A primeira década do século 21 marca a expansão do calendário com a inclusão de novos autódromos e um calendário médio de 20 provas. As vagas se ornaram menos rotativas (26 a cada ano) assim como o número de pilotos que pontuaram (19). Michael Schumacher (2000/01/02/03/04) e o espanhol Fernando Alonso (2005/06) se tornaram os grandes nomes frente a outros campeões como o finlandês Kimi Räikkönen (2007) e os ingleses Lewis Hamilton (2008) e Jenson Button (2009). Rubens Barrichello, vice-campeão em 2002 e 2004 e terceiro colocado em 2001 e 2009, merece a citação na década marcada pelo período dominado pelo alemão.

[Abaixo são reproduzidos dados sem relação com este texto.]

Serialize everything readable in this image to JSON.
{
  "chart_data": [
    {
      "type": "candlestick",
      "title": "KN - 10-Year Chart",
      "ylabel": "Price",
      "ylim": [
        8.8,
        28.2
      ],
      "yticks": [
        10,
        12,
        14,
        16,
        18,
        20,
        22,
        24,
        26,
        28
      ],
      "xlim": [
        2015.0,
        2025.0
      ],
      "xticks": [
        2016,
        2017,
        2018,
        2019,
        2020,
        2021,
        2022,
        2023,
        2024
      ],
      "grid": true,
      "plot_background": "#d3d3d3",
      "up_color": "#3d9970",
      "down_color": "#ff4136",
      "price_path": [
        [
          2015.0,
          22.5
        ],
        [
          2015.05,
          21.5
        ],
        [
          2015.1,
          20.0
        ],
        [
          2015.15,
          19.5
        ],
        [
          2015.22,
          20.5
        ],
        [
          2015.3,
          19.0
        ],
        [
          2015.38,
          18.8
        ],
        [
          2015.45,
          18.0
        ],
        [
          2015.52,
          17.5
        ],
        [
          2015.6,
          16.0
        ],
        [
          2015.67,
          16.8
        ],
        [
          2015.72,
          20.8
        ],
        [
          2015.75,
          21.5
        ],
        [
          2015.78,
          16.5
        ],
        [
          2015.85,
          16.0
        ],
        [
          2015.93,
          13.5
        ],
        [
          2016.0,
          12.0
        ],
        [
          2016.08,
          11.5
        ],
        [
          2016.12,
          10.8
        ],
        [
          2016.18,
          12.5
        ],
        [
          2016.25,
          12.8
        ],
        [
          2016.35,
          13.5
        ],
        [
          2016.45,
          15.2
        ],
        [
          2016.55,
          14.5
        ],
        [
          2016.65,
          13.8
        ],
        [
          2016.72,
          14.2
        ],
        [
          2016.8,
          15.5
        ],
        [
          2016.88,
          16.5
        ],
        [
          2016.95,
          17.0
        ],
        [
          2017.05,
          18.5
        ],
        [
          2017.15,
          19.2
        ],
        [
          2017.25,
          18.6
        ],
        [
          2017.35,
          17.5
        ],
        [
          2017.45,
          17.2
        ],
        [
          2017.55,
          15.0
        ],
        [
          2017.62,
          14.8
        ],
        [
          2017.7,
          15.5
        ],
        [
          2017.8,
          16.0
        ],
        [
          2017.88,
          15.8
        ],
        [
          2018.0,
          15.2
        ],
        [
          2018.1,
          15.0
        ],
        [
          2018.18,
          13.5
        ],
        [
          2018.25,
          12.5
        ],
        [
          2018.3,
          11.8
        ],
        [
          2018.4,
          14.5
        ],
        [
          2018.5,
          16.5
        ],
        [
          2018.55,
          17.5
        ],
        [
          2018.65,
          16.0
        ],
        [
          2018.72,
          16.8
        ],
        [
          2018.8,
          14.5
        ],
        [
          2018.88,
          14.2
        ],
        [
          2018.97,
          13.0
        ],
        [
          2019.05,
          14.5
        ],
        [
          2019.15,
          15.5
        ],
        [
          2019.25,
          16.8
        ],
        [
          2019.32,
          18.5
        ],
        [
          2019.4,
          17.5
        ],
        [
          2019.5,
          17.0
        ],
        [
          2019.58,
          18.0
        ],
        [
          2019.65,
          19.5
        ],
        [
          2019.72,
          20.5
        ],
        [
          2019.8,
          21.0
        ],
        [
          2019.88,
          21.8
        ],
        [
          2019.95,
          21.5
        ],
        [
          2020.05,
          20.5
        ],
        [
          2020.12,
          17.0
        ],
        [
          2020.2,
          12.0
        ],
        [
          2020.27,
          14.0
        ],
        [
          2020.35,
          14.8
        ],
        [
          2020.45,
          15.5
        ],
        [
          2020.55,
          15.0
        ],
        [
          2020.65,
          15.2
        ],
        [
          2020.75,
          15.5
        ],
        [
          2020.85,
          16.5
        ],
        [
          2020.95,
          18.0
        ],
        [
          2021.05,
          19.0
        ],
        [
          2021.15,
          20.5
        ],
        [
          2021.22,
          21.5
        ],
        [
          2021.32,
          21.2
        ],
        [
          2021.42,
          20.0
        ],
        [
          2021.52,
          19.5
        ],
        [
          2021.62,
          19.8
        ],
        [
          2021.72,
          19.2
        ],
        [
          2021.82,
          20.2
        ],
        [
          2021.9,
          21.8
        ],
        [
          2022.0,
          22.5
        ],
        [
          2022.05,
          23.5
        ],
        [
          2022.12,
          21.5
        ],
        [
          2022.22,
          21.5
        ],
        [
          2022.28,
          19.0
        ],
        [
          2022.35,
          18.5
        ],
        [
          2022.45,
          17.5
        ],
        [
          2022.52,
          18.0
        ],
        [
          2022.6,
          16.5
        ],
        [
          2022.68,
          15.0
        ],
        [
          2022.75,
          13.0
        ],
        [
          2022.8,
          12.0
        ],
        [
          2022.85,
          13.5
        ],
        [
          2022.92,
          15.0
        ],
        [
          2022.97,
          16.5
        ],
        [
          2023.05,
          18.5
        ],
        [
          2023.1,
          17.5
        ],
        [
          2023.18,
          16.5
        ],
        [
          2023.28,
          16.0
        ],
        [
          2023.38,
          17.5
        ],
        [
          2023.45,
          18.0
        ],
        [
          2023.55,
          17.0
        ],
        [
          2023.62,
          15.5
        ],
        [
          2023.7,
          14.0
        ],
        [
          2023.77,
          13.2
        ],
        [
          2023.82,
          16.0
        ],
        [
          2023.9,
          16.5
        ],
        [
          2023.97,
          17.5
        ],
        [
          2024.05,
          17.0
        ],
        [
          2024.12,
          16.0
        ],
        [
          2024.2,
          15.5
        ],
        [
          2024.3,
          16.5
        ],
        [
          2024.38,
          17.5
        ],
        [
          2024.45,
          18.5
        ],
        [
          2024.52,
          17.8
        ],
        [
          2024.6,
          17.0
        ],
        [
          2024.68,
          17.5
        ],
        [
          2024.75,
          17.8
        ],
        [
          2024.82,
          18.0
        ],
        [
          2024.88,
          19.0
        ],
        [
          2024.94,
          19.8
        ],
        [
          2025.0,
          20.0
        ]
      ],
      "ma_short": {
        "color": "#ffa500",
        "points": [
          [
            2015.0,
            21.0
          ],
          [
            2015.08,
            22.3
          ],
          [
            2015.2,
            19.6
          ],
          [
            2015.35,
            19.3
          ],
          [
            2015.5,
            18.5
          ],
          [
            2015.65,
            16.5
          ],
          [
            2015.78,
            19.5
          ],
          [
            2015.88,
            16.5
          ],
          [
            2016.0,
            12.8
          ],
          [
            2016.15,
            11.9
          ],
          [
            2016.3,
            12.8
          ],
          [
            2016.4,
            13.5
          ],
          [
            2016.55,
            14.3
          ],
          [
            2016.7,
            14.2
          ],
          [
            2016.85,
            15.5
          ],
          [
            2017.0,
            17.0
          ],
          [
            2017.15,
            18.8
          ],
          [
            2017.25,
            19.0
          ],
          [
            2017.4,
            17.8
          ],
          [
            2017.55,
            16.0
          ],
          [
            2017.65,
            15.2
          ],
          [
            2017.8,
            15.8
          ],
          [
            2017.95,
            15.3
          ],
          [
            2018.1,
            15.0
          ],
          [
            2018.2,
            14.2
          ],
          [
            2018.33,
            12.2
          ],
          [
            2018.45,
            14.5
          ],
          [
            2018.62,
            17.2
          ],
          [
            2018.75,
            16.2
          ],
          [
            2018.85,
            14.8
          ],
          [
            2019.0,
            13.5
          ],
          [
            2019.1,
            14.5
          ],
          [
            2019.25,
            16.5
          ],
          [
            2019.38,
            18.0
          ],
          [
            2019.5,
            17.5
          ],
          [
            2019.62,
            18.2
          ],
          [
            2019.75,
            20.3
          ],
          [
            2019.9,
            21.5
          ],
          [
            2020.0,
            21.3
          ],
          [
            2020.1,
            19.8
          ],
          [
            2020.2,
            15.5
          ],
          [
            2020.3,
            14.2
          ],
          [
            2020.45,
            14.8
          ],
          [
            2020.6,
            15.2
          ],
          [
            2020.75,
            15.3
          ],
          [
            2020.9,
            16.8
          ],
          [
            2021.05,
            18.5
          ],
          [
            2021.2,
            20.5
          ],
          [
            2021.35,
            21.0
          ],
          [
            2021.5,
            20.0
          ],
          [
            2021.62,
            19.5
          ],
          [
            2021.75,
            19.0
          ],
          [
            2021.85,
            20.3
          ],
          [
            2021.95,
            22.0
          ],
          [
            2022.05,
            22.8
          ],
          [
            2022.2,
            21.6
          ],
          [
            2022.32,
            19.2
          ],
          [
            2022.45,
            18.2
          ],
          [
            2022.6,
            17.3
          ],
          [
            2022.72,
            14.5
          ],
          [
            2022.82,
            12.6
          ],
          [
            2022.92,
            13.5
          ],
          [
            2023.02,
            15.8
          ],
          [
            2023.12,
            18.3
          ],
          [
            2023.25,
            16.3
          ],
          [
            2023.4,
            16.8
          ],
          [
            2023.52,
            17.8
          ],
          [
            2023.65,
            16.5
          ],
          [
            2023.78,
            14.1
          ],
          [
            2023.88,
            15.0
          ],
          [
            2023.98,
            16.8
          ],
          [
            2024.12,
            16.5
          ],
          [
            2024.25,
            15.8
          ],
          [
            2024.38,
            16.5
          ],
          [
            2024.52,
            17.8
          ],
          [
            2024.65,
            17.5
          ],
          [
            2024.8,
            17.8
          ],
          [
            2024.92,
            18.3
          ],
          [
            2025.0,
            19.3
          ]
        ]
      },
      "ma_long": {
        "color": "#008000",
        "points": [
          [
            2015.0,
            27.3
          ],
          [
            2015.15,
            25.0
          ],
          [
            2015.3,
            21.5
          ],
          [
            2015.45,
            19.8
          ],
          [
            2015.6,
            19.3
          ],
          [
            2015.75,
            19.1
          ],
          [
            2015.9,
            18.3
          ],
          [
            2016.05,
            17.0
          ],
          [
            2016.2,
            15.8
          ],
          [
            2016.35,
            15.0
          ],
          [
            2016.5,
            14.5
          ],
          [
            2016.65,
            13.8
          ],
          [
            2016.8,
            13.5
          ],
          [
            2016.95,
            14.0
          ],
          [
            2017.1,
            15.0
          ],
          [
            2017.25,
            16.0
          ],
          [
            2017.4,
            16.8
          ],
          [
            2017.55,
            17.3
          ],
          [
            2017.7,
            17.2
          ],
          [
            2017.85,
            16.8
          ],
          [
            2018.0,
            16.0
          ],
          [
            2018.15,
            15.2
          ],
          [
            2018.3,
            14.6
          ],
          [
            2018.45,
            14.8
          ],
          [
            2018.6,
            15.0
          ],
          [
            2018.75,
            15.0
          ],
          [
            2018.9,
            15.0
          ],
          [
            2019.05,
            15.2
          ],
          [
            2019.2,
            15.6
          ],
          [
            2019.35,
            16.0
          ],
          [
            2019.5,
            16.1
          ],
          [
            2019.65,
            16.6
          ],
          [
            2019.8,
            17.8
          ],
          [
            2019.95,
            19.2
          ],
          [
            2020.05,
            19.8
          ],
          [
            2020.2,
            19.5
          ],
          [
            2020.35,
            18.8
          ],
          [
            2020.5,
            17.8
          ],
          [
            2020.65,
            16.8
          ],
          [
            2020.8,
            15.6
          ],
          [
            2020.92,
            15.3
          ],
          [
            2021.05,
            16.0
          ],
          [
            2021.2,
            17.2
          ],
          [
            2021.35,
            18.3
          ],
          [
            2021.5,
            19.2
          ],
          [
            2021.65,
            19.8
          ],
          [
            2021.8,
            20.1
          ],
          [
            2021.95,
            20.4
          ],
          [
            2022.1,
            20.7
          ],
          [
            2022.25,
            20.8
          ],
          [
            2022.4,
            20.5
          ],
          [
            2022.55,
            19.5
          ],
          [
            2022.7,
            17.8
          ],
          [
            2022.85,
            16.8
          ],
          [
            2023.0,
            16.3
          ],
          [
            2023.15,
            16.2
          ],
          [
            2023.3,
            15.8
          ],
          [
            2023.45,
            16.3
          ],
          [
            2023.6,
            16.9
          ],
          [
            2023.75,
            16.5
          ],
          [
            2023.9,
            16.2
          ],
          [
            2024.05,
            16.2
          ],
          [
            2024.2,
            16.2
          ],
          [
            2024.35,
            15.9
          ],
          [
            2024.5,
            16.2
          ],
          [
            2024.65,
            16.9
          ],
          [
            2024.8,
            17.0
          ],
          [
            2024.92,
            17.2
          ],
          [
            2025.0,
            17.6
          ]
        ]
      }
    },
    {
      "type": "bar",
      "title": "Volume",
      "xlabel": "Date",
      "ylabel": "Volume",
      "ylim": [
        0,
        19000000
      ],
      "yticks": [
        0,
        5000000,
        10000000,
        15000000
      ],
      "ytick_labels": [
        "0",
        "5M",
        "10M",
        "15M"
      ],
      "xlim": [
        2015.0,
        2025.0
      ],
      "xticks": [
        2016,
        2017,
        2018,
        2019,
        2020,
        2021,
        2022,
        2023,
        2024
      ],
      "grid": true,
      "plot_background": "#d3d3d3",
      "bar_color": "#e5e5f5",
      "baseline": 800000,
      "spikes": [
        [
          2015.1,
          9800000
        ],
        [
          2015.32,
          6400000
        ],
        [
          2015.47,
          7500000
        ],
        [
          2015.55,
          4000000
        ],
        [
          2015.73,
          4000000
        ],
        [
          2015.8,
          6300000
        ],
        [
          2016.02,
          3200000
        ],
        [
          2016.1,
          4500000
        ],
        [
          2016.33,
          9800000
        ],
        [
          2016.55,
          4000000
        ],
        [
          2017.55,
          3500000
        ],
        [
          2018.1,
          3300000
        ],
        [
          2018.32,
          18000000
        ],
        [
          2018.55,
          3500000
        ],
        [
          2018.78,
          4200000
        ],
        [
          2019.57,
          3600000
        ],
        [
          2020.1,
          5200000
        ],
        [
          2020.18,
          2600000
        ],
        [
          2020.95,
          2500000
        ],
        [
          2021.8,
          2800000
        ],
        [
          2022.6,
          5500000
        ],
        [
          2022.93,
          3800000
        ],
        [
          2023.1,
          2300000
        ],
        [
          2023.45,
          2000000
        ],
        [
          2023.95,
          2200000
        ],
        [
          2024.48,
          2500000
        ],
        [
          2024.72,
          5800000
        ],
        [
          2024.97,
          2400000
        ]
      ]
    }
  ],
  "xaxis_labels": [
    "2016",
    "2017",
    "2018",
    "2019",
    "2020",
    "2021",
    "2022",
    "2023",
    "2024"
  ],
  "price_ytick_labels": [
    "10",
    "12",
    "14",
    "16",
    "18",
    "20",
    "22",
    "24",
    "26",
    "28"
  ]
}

O uso cada vez mais exacerbado de tecnologia fez da década de 2010 um período dos mais monótonos: o alemão Sebastian Vettel foi campeão por quatro anos consecutivos (2010/11/12/13), Lewis Hamilton (2014/15/17/18/19) e o alemão Nico Rosberg (2016) nas demais temporadas. O fato do primeiro ter usado um equipamento Red Bull-Renault e os demais, carros da Mercedes, consolidam a afirmação do início da frase. O domínio da casa alemã e do inglês seguem inabalados, em que pesem os esforços do finlandês Valtteri Bottas e o arrojo do holandês Max Verstappen.
Tenho a felicidade de ter convivido em diferentes graus de proximidade com três campeões mundiais — Emerson Fittipaldi, Nélson Piquet e Ayrton Senna —, e ter entrevistado inúmeros outros, incluindo Juan Manuel Fangio, Alain Prost e Mika Häkkinen. Da mesma forma, as várias temporadas em que acompanhei a F-1 GP a GP mundo afora me possibilitaram conhecer e até conviver com muitos vencedores, participantes e coadjuvantes. Por tudo isso sinto-me seguro para afirmar que é impossível apontar o dedo para qualquer um deles e classifica-lo como o melhor de todos os tempos.

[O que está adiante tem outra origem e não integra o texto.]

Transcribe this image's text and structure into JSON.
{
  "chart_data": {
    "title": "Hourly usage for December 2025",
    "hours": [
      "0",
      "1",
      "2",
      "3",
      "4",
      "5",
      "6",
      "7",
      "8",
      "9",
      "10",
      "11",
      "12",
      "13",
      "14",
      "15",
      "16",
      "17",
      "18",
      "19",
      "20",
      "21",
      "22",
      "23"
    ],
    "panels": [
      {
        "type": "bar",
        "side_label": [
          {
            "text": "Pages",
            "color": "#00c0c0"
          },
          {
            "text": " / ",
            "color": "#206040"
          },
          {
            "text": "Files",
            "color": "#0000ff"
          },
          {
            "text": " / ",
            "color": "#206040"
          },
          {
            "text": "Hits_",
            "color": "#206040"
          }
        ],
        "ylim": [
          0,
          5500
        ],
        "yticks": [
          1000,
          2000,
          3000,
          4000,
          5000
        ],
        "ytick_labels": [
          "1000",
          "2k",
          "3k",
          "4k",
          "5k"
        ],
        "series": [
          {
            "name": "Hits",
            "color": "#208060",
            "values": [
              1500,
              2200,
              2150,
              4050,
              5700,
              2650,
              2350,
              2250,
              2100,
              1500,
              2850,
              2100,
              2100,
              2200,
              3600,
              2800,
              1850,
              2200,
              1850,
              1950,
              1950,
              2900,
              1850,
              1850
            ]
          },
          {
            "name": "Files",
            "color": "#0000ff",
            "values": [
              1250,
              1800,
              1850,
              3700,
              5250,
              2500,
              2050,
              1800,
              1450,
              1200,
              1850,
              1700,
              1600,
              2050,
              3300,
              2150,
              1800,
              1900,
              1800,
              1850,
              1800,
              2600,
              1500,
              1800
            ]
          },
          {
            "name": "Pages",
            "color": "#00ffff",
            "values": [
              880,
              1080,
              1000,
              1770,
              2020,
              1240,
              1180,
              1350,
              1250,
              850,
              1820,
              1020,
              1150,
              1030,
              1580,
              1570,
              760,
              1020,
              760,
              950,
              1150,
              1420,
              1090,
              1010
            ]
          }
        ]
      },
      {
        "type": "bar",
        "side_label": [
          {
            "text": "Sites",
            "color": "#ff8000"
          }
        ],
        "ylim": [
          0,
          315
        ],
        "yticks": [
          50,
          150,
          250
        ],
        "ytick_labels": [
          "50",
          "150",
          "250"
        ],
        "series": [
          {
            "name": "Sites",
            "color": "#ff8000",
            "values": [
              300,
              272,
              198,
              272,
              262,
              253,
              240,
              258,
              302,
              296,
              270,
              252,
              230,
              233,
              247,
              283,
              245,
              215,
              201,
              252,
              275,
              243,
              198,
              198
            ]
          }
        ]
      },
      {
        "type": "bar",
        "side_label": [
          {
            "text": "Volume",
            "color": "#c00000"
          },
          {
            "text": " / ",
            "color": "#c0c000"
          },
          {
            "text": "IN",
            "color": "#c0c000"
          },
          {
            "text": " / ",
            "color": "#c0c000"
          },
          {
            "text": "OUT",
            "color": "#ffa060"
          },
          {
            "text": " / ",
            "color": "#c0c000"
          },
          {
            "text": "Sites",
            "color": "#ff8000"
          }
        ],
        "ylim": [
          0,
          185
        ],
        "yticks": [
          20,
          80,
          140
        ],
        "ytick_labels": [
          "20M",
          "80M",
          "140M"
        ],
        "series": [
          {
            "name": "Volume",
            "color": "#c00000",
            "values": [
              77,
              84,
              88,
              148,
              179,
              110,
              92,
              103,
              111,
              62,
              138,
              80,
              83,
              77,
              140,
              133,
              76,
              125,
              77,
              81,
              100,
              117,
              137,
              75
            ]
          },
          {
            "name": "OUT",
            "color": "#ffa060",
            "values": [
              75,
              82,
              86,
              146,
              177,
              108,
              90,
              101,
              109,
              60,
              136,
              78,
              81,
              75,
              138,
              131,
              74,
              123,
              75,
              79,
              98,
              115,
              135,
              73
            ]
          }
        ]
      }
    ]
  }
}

Motivos para isso são os valores sociais e econômicos de cada época, as conquistas tecnológicas de um ou outro construtor e a felicidade de que as vantagens de tais tópicos estarem alinhadas em torno de um ou outro piloto. Não restam dúvidas deque aqueles que conquistaram um único título, têm capacidade e uma estrela maior que os que não chegaram a tanto. Não há por que tentar definir por que não repetiram a dose: Jochen Rindt, é óbvio, é o único campeão póstumo da história; Keke Rosberg venceu apenas uma corrida em 1982 e se consagrou na base da regularidade, enquanto seu filho emulou essa conquista mas foi vice em 2014 e 2015 em uma disputa direta com o mesmo Hamilton que está prestes a se tornar o maior vencedor de GPs da história.

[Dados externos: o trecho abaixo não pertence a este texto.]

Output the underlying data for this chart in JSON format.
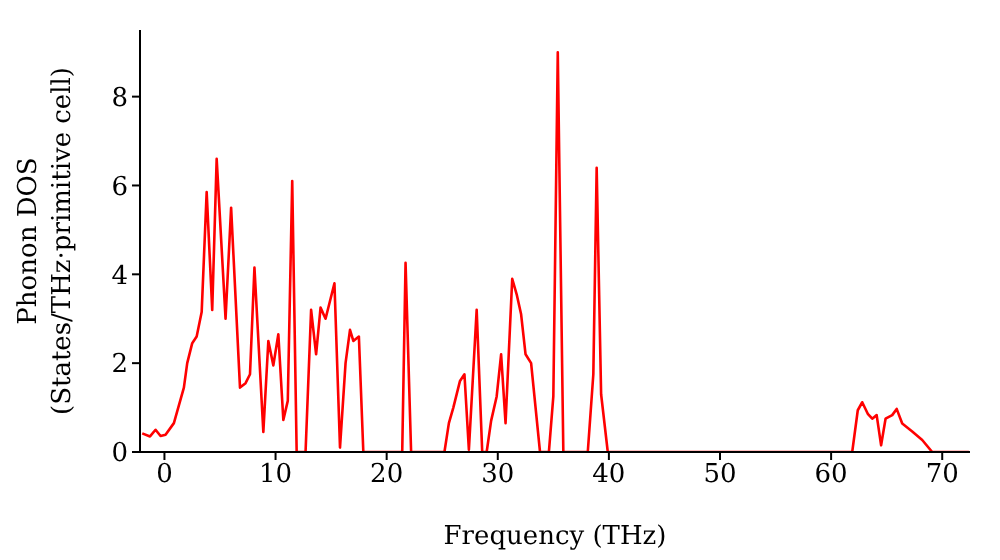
{
  "chart_data": {
    "type": "line",
    "xlabel": "Frequency (THz)",
    "ylabel": "Phonon DOS\n(States/THz·primitive cell)",
    "xlim": [
      -2.2,
      72.5
    ],
    "ylim": [
      0,
      9.5
    ],
    "xticks": [
      0,
      10,
      20,
      30,
      40,
      50,
      60,
      70
    ],
    "yticks": [
      0,
      2,
      4,
      6,
      8
    ],
    "grid": false,
    "legend": false,
    "marker": "none",
    "line_style": "solid",
    "series": [
      {
        "color": "#ff0000",
        "x": [
          -2.0,
          -1.3,
          -0.8,
          -0.35,
          0.1,
          0.85,
          1.75,
          2.05,
          2.5,
          2.9,
          3.35,
          3.8,
          4.3,
          4.7,
          5.5,
          6.0,
          6.8,
          7.3,
          7.7,
          8.1,
          8.9,
          9.35,
          9.8,
          10.25,
          10.7,
          11.1,
          11.5,
          11.9,
          12.7,
          13.2,
          13.65,
          14.05,
          14.5,
          15.3,
          15.8,
          16.3,
          16.7,
          17.0,
          17.5,
          17.9,
          21.4,
          21.7,
          22.2,
          25.2,
          25.6,
          26.0,
          26.6,
          27.0,
          27.4,
          28.1,
          28.6,
          29.0,
          29.4,
          29.9,
          30.3,
          30.7,
          31.3,
          31.7,
          32.1,
          32.5,
          33.0,
          33.8,
          34.6,
          35.0,
          35.4,
          35.9,
          38.1,
          38.6,
          38.9,
          39.3,
          39.9,
          61.9,
          62.4,
          62.8,
          63.3,
          63.7,
          64.1,
          64.5,
          64.9,
          65.5,
          65.9,
          66.4,
          67.3,
          68.2,
          69.1,
          72.4
        ],
        "values": [
          0.42,
          0.35,
          0.5,
          0.36,
          0.39,
          0.65,
          1.45,
          2.0,
          2.45,
          2.6,
          3.15,
          5.85,
          3.2,
          6.6,
          3.0,
          5.5,
          1.45,
          1.55,
          1.75,
          4.15,
          0.45,
          2.5,
          1.95,
          2.65,
          0.72,
          1.15,
          6.1,
          0,
          0,
          3.2,
          2.2,
          3.25,
          3.0,
          3.8,
          0.1,
          2.0,
          2.75,
          2.5,
          2.6,
          0,
          0,
          4.26,
          0,
          0,
          0.65,
          1.0,
          1.6,
          1.75,
          0.05,
          3.2,
          0,
          0,
          0.7,
          1.25,
          2.2,
          0.65,
          3.9,
          3.55,
          3.1,
          2.2,
          2.0,
          0,
          0,
          1.25,
          9.0,
          0,
          0,
          1.75,
          6.4,
          1.3,
          0,
          0,
          0.94,
          1.12,
          0.86,
          0.75,
          0.83,
          0.15,
          0.75,
          0.83,
          0.97,
          0.64,
          0.46,
          0.27,
          0,
          0
        ]
      }
    ]
  }
}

O inglês já largou em 261 corridas desde 2007, o que significa 19 corridas por ano. Em nove temporadas Fangio alinhou em 51 corridas, número que o inglês alcança a cada duas temporadas e meia. São apenas dois exemplos, mas grandes o suficiente para enaltecer a ambos (fotos de abertura), todos os demais pilotos citados acima e lembrar que muitos outros, inclusive alguns que sequer tiveram a chance de pilotar um F-1, poderiam ter feito igual ou melhor. O caminho que cada piloto trilha para chegar à F-1 é único, não importa quantas curvas possam ter disputado em comum com seus rivais, tampouco quantos autódromos possam conhecer tão bem quanto seu companheiro de equipe. Sobreviver e vencer na categoria máxima do automobilismo exige bem mais que pura habilidade ao volante, nas negociações com chefes de equipe ou na sinceridade do sorriso estampado frente às câmeras de TV e plateias de convidados. Há se de viver intensamente o momento e desfrutar a vida com aquilo que ela lhe põe à mesa. Isto sim dá a chance de que todos nós sejamos grandes naquilo que façamos.